Dive Brief:
- A group of former Google employees may proceed with claims that the company unlawfully retaliated against them following their participation in a protest against the company’s work with the Israeli government, a federal judge held Thursday.
- The employees in Anderson, et al. v. Google LLC staged protests at two Google offices — one in California and another in New York — on the same day in 2024. The protests targeted Google’s work for Israel’s military as well as alleged discrimination against its Palestinian, Arab and Muslim employees. Google terminated the plaintiffs, citing violations of its code of conduct and other internal policies.
- The plaintiffs claimed that Google violated Title VII of the 1964 Civil Rights Act by retaliating against employees for protected conduct, namely opposing Google’s alleged discrimination. They alleged similar violations of California, New York and Washington state laws. Judge Beth Labson Freeman denied Google’s motion to dismiss the plaintiffs’ Title VII claims but granted dismissal of some state-law claims.
Dive Insight:
Former Google and Amazon employees organized the protests, held under the title “No Tech for Apartheid,” in opposition to the companies’ cloud computing and artificial intelligence work for the Israeli military. The two firms signed a $1.2 billion contract with Israel in 2021 to provide those services as part of an agreement known as “Project Nimbus,” according to the Associated Press.

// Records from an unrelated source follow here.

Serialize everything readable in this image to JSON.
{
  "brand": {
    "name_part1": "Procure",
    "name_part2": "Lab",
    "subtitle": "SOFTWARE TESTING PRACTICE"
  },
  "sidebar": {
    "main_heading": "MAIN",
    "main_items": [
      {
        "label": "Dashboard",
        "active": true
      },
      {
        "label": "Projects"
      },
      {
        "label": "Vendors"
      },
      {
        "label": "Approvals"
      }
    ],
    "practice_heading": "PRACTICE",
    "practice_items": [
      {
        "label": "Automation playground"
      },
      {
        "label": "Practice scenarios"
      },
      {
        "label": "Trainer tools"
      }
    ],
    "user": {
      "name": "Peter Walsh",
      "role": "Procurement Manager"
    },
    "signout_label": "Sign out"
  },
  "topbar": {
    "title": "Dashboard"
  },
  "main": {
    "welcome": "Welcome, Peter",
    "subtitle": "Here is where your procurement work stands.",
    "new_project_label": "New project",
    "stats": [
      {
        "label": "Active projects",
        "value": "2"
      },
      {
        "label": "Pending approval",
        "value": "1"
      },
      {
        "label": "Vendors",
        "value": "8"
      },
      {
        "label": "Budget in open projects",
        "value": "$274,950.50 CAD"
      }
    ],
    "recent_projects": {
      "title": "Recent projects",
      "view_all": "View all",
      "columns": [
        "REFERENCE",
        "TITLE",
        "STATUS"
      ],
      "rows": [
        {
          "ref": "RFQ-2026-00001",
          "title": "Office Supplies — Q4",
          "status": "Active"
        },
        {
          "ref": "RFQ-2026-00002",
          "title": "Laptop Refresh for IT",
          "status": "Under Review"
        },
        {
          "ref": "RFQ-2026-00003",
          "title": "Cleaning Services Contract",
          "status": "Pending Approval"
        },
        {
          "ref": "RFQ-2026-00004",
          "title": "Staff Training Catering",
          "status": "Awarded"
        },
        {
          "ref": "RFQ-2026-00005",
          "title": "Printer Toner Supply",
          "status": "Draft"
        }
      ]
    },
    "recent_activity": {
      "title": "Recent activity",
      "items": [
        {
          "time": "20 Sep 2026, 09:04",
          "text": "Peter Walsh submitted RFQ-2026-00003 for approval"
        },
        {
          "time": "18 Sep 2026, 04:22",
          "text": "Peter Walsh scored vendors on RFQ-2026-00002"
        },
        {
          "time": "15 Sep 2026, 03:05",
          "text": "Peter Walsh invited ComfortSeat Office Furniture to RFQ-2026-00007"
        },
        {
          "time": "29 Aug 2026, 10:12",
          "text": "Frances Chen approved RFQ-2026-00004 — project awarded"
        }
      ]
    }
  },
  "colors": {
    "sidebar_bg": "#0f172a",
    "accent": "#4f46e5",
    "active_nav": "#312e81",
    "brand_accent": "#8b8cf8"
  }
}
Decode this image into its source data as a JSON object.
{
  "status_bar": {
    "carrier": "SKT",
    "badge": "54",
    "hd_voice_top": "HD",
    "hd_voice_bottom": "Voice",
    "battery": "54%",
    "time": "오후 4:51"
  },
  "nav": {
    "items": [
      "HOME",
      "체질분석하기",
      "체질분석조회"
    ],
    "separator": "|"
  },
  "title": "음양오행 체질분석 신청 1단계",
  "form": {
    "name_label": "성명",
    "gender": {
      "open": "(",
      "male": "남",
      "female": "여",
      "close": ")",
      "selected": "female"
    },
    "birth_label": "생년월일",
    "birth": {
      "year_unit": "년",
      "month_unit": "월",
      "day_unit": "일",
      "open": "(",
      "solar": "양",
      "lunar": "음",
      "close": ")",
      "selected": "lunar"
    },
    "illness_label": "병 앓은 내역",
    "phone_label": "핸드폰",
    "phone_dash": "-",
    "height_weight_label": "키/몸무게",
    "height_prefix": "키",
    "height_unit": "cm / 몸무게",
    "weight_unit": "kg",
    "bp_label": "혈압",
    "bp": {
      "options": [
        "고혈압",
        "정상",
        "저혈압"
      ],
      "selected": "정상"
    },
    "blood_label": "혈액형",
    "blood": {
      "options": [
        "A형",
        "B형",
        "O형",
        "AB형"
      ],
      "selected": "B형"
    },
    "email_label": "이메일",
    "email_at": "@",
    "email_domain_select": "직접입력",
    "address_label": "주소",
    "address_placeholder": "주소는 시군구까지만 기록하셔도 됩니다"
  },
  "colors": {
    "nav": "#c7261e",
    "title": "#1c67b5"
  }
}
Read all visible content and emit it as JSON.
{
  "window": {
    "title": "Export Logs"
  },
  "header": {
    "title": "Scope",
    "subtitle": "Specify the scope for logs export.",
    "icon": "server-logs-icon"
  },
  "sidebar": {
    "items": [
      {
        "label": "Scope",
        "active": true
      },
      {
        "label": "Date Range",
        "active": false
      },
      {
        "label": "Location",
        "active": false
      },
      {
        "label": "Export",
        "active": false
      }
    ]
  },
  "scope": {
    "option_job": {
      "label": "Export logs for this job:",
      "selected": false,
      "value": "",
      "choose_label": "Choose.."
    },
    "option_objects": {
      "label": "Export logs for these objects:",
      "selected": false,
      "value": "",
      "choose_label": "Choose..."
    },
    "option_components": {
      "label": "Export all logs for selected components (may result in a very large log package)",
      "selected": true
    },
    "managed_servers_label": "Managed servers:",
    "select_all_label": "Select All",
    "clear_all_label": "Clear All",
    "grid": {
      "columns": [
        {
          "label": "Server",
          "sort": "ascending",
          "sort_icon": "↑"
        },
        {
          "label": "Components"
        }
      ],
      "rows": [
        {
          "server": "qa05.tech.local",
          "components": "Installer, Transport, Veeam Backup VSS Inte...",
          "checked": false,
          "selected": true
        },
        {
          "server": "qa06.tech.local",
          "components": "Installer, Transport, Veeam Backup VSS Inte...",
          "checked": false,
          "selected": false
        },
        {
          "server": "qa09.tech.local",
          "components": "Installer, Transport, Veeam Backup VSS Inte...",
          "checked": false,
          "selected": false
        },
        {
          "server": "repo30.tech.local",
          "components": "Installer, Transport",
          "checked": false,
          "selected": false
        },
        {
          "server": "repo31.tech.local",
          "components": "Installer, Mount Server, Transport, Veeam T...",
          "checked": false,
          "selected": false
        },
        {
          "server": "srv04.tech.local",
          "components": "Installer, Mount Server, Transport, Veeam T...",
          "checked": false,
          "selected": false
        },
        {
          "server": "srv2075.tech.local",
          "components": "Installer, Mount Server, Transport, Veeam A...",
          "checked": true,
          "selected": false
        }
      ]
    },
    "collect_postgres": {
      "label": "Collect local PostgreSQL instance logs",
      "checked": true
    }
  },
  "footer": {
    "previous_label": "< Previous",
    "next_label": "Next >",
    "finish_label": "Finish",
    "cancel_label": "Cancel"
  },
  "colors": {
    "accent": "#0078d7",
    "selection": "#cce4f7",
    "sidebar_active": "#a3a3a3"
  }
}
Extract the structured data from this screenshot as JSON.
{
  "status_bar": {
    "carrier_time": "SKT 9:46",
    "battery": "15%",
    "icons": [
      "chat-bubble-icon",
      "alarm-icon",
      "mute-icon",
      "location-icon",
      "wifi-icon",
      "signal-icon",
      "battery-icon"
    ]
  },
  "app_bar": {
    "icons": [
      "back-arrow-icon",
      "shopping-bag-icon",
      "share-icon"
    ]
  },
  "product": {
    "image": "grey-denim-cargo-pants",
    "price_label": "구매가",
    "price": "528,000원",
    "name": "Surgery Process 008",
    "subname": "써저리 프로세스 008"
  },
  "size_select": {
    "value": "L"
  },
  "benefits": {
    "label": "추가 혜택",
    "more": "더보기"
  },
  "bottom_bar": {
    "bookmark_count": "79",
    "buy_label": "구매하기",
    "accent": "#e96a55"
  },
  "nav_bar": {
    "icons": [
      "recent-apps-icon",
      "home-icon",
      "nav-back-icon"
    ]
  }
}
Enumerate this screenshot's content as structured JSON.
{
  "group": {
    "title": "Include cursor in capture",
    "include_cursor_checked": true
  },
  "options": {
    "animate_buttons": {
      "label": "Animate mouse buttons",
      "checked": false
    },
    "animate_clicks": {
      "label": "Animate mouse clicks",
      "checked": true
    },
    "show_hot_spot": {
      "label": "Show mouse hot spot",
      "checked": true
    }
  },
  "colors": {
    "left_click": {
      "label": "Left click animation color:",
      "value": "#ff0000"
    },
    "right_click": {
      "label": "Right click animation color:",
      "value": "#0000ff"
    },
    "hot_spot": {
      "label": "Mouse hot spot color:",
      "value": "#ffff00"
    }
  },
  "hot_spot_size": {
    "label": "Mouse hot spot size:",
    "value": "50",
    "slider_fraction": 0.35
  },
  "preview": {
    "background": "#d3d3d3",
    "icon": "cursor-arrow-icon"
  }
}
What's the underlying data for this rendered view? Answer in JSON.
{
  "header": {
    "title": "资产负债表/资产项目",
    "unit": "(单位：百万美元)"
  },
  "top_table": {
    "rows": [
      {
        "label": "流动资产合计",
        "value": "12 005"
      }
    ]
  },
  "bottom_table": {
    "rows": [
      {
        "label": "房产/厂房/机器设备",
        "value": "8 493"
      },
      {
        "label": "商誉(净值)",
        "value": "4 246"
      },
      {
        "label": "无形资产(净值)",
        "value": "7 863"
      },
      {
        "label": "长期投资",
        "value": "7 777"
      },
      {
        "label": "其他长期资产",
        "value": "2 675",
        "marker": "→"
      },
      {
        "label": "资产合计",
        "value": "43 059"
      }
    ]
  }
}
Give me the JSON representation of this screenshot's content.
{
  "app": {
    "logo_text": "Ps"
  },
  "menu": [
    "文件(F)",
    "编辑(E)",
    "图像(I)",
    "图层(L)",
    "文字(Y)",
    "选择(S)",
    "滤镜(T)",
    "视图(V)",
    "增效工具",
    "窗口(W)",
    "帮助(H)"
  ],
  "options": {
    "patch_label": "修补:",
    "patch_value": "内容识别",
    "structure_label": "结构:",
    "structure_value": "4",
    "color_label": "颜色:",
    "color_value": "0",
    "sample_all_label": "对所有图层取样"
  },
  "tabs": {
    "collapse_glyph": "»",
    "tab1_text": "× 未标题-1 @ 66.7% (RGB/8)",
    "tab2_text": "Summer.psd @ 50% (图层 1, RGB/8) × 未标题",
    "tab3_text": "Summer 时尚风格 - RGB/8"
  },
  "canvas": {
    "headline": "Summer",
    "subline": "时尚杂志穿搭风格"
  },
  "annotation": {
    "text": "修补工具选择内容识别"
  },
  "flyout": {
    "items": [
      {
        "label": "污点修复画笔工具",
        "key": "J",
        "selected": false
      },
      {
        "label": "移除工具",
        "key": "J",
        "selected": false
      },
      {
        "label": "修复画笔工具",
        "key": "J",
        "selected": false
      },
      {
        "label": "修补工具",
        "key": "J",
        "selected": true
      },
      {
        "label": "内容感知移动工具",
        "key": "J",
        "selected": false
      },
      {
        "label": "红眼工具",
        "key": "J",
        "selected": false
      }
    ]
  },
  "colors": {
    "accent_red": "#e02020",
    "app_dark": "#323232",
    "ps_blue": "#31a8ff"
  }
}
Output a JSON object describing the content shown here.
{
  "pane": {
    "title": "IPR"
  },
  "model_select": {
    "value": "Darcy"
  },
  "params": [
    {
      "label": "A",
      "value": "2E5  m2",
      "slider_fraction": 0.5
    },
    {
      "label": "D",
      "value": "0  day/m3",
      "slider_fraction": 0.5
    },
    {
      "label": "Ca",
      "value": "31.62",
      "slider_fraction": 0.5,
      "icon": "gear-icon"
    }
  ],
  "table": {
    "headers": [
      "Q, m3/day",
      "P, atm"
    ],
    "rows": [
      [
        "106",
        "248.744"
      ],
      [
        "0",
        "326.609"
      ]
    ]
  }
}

As part of the protests, the plaintiffs entered Google’s premises and were confronted by security before being arrested and removed, per court documents. The fallout of the protests resulted in the Anderson lawsuit and a charge filed last year with the National Labor Relations Board. The NLRB charge remains open, according to the agency’s website.
In its motion to dismiss, Google argued that the plaintiffs failed to adequately plead protected activity under Title VII because their complaint was not reasonable in view of Google’s “interest in maintaining a harmonious and efficient operation.” But Freeman held that “additional factual development is required at this stage in the proceedings” and that dismissal of the Title VII claims was not warranted.
Freeman similarly ruled with respect to the plaintiff’s state law claims except for claims under the San Francisco, California, police code and both New York City and New York state laws. The former claims are preempted by California’s Fair Housing and Employment Act, “which already prohibits both discrimination and retaliation on the same grounds,” Freeman said, whereas the latter two did not apply to the plaintiffs because none of them lived in nor worked for Google in New York.
Freeman noted that plaintiffs proposed adding plaintiffs residing in New York in a prior motion to file an amended complaint. In a Sept. 19 filing, the parties submitted a joint document to the court proposing a timeline that would permit the plaintiffs time to file an amended complaint and for Google to review and respond to the proposed amendments.
The case is one of several involving a technology company’s response to employee speech and conduct with respect to the Israel-Hamas war. In February, for instance, Intel and an Israeli former vice president of engineering agreed to dismiss a lawsuit alleging that the plaintiff was fired after a co-worker filed complaint on his behalf claiming that his supervisor expressed support for Hamas on social media.
In June, a Muslim Meta employee sued the company alleging it reprimanded him and threatened further discipline after he posted comments expressing solidarity with Palestinians in Gaza on employee forums. The parties later agreed to submit the case to arbitration, according to a July court filing.